The effort took 17 years, with the museum opening in 2005 on the 300th anniversary of Franklin’s birth. (Keigher’s next renovation project is a house she and her husband have bought in South Carolina.)
British officials were impressed with Keigher’s work. Last fall, she received a letter asking if she would accept the Member of the Order award from the queen. She said she would be honored. Several months later, she and five of her guests were invited to the British ambassador’s residence on July 2.
During a brief ceremony, a highly decorated military officer handed the formally dressed ambassador a small pillow on top of which sat a small box. Inside was a silver pin, which he presented to Keigher. The ambassador also read a detailed description of Keigher’s life and the reason she was being embraced by the queen and the British empire.
“Who would have ever thought?” said Keigher. “I got into it because of my love of history and architecture and I am an American.”

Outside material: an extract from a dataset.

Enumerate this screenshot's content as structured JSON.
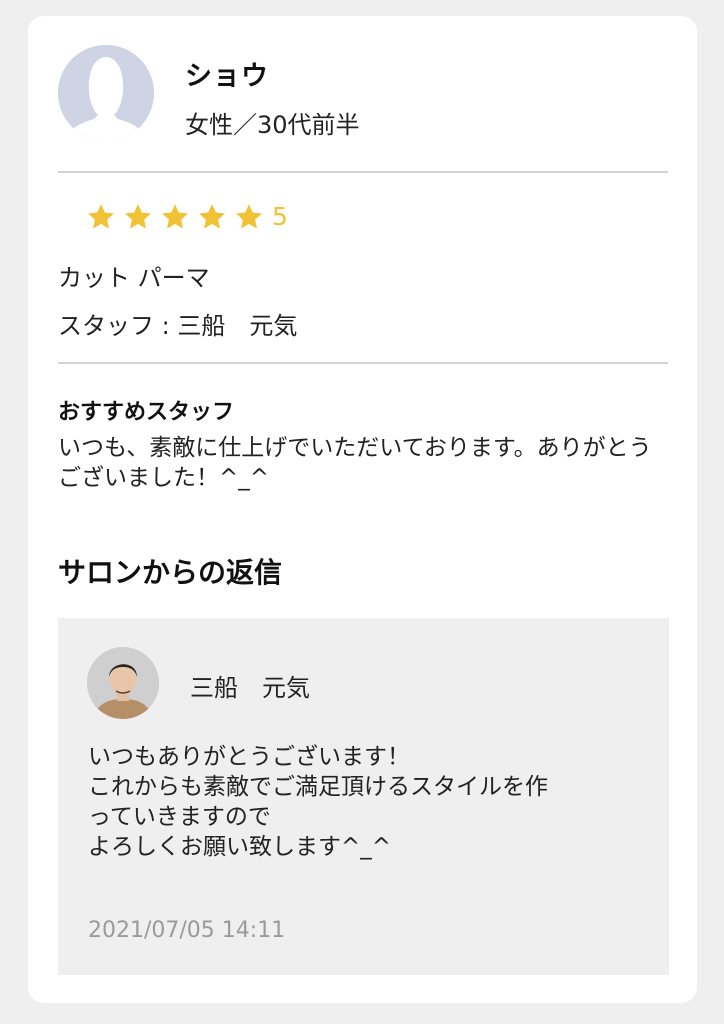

She may wear the pin only at formal British events. They are not a rarity for her. She’s been to the British ambassador’s home previously as a fellow of the Royal Society of Arts on the occasion of the presentation of its Benjamin Franklin medal to Colin Powell. And a year ago she was among several hundred Americans invited to Buckingham Palace to be introduced to the queen.
“The next time I visit the queen I could wear it,” she said.
But Keigher downplays the attention the medal has brought her.
“It’s not about me,” she said. “What you want above and beyond anything is to let the world know about this [museum] so they can make a financial contribution to keep history going. This endowment is so important.”